# Forum Other Languages Greek language  Греция идет на сближение с Россией?

## Antonio1986

Греция идет на сближение с

----------


## vikk

я думаю, что русские будут не против такого сближения)))

----------


## Basil77

Русские то да, только вот Греции вряд ли дадут это сделать. К сожалению, ни Греция, ни любая другая страна Евросоюза, не является сегодня суверенным государством и не может в полной мере определять свою внешнюю политику. Хозяева из Вашингтона свистнут своим шавкам из Брюсселя и Берлина, и те быстро поставят правительство Греции на место.

----------


## vikk

Однако, если Греция покажет свое "фи" Евросоюзу, то это будет первый беспрецедентный шаг в отношении развития нашей дружбы)

----------


## Basil77

> Однако, если Греция покажет свое "фи" Евросоюзу, то это будет первый беспрецедентный шаг в отношении развития нашей дружбы)
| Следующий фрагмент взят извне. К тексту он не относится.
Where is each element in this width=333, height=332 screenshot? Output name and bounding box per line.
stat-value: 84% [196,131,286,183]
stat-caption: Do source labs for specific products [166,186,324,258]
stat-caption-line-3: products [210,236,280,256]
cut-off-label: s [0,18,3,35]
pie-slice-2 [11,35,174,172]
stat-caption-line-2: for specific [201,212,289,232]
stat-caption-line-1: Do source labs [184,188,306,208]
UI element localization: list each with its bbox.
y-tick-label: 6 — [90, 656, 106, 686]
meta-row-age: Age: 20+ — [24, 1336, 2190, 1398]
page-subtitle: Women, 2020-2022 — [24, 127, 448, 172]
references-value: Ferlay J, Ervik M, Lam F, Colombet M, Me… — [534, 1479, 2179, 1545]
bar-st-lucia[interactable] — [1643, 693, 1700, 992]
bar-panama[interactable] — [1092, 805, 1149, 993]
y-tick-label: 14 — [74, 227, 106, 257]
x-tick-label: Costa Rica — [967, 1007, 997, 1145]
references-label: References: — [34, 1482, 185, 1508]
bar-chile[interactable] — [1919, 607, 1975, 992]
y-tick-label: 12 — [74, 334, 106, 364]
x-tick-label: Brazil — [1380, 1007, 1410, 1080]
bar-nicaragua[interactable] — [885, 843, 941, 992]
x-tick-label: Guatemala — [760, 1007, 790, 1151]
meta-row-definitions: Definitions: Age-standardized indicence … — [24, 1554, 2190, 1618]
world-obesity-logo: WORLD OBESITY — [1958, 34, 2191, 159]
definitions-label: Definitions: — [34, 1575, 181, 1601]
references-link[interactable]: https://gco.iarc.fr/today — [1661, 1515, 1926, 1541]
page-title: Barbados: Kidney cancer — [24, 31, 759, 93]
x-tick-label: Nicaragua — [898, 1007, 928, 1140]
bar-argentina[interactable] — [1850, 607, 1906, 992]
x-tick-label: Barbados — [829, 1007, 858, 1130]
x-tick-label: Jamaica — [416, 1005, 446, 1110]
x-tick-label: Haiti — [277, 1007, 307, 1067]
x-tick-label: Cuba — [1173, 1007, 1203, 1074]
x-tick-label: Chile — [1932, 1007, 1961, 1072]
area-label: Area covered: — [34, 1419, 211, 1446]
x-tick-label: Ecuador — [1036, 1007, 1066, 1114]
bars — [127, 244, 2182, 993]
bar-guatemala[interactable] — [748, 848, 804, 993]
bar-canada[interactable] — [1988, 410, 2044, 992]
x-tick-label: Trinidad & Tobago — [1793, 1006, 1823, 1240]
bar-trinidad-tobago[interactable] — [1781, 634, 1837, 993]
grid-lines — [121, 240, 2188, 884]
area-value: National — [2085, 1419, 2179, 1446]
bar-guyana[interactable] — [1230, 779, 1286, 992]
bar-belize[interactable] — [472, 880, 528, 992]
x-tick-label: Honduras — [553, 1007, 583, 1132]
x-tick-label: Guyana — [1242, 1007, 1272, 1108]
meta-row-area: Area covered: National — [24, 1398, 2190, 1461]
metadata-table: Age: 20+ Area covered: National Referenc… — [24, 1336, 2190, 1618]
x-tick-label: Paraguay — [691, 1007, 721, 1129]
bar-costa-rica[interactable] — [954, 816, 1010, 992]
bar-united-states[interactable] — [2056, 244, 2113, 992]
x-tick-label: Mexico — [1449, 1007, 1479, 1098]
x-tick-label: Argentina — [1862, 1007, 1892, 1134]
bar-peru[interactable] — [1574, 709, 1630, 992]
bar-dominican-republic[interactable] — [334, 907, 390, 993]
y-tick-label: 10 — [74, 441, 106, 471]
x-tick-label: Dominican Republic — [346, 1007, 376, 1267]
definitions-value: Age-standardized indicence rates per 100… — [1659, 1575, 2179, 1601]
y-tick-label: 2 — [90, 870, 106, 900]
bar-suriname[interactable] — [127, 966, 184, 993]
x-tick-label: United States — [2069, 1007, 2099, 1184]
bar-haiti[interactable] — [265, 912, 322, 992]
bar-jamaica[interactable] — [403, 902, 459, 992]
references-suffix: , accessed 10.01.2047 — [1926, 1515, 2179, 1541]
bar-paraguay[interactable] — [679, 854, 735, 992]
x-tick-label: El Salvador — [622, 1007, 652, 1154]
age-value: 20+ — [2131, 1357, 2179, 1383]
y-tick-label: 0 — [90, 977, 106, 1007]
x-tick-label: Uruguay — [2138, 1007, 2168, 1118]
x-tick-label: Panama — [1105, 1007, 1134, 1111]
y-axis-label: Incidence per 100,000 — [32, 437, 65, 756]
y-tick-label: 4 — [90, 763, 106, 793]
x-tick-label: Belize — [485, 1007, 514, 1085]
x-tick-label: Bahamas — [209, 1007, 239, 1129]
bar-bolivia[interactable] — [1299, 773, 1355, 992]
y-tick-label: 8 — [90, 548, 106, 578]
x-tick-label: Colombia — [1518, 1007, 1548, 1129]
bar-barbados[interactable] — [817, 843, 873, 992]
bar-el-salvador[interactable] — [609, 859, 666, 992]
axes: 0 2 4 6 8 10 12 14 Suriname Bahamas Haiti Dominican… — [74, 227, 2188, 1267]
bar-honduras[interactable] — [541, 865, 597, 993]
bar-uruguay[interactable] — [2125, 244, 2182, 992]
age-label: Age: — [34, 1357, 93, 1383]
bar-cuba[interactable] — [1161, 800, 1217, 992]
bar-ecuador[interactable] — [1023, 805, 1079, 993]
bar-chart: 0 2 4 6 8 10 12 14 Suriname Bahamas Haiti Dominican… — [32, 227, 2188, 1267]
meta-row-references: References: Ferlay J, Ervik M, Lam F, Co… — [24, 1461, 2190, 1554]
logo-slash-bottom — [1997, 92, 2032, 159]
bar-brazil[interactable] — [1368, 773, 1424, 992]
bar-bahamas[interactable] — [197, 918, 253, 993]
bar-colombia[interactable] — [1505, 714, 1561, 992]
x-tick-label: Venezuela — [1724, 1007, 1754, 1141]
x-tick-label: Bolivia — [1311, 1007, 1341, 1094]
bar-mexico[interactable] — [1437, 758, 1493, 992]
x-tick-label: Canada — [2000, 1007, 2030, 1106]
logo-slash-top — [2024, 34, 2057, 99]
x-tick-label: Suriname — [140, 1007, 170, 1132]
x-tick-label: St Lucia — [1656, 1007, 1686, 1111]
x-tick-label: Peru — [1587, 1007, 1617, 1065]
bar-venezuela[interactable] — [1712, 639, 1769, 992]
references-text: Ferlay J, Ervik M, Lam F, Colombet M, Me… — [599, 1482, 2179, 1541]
 К сожалению, в политике всё сложнее и одновременно гораздо циничнее и дружба тут не при чём. Демарш Греции относительно позиции Евросоюза по России может быть просто очередной картой в торге с Брюсселем по поводу смягчения режима "затягивания поясов" и предоставления новых субсидий от ЕС.

----------


## Crocodile

Мне кажется, что ЕС давным-давно надоел этот конфликт. Собственно, с моей точки зрения, главная цель - открыто поссорить двух глобальных конкурентов уже достигнута. Всю кашу заварила ЕС, но об этом ни в России ни в США уже давно никто не помнит и, собственно, никаких особенных претензий к ЕС нет. Основные претензии только к США. Теперь, удачно поссорив двух орлов, задача ЕС тихо свалить в сторону, чтобы случайно не попасть под раздачу. Но, остаётся вопрос - как это сделать красиво и естественно, чтобы ни у кого не закрались смутные сомнения. Именно по этому, как мне кажется, и дали радикальным левым силам в Греции победить с таким оглушительным успехом. В моём представлении, СИРИЗА должна выступить эдакой официальной силой, имеющей право легально давить на руководство ЕС, которое для вида ещё годик поломается и нехотя согласится.

----------


## diogen_

> Всю кашу заварила ЕС, но об этом ни в России ни в США уже давно никто не помнит и, собственно, никаких особенных претензий к ЕС нет. Основные претензии только к США. Теперь, удачно поссорив двух орлов, задача ЕС тихо свалить в сторону, чтобы случайно не попасть под раздачу.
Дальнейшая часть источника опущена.